LONDON: Pay TV providers are well aware of the threat posed by pirated TV streaming services, but their concern is likely to grow after a new survey found that almost 10% of UK consumers already have access to such platforms.

That suggests around 4.9m adults in the UK currently use pirated TV services, such as Kodi boxes, Amazon Fire Chipped Sticks or illegal streaming apps on smart devices.

Based on responses from more than 2,000 UK consumers, research firm YouGov also revealed that adoption of these platforms is especially high among millennials, with consumers aged 18 to 34 accounting for 37% of the total, or 1.8m people.

Furthermore, almost a fifth (17%) of users of these platforms – around 830,000 people – have already cancelled at least one paid-for TV provider and around a third (31%) expect to cancel their subscriptions over the next 12 months.

And in another blow to pay TV providers, YouGov established in its Illegal Streaming study that consumers who are not yet using pirated platforms pose an even greater challenge to subscription services.

According to its findings, around 2.6m non-users (6%) expect to start accessing pirated streaming platforms in the future, with about 400,000 doing so within the next three months.

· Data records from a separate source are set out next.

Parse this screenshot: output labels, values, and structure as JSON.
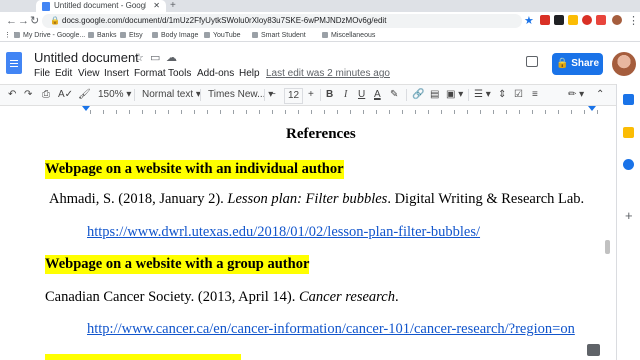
{
  "browser": {
    "tab_title": "Untitled document - Google D",
    "url": "docs.google.com/document/d/1mUz2FfyUytkSWolu0rXloy83u7SKE-6wPMJNDzMOv6g/edit",
    "bookmarks": [
      "My Drive - Google...",
      "Banks",
      "Etsy",
      "Body Image",
      "YouTube",
      "Smart Student",
      "Miscellaneous"
    ]
  },
  "doc": {
    "title": "Untitled document",
    "menu": [
      "File",
      "Edit",
      "View",
      "Insert",
      "Format",
      "Tools",
      "Add-ons",
      "Help"
    ],
    "last_edit": "Last edit was 2 minutes ago",
    "share_label": "Share"
  },
  "toolbar": {
    "zoom": "150%",
    "style": "Normal text",
    "font": "Times New...",
    "font_size": "12"
  },
  "content": {
    "heading": "References",
    "section1_title": "Webpage on a website with an individual author",
    "ref1_author": "Ahmadi, S. (2018, January 2). ",
    "ref1_title": "Lesson plan: Filter bubbles",
    "ref1_publisher": ". Digital Writing & Research Lab.",
    "ref1_url": "https://www.dwrl.utexas.edu/2018/01/02/lesson-plan-filter-bubbles/",
    "section2_title": "Webpage on a website with a group author",
    "ref2_author": "Canadian Cancer Society. (2013, April 14). ",
    "ref2_title": "Cancer research",
    "ref2_end": ".",
    "ref2_url": "http://www.cancer.ca/en/cancer-information/cancer-101/cancer-research/?region=on"
  }
}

And half (49%) of these consumers expect that they will cancel a TV subscription within 12 months of obtaining a pirated device.

"Since Kodi boxes, Amazon Fire TV Chipped Sticks, and 'illegal' streaming apps entered the mainstream around 12 months ago, subscription TV services have come under significant pressure. Our research indicates that things are only going to get worse in the coming year," said Russell Feldman, YouGov's Director of Digital, Media and Technology.

"Not only are those currently using these platforms starting to end their subscriptions to paid-for TV services, but they are also starting to recommending them to non-users and showing them how to use these services," he added.

"While we have started to see the damage this is causing to paid-for subscriptions – notably for sports and film channels – the indications are that this is just the beginning."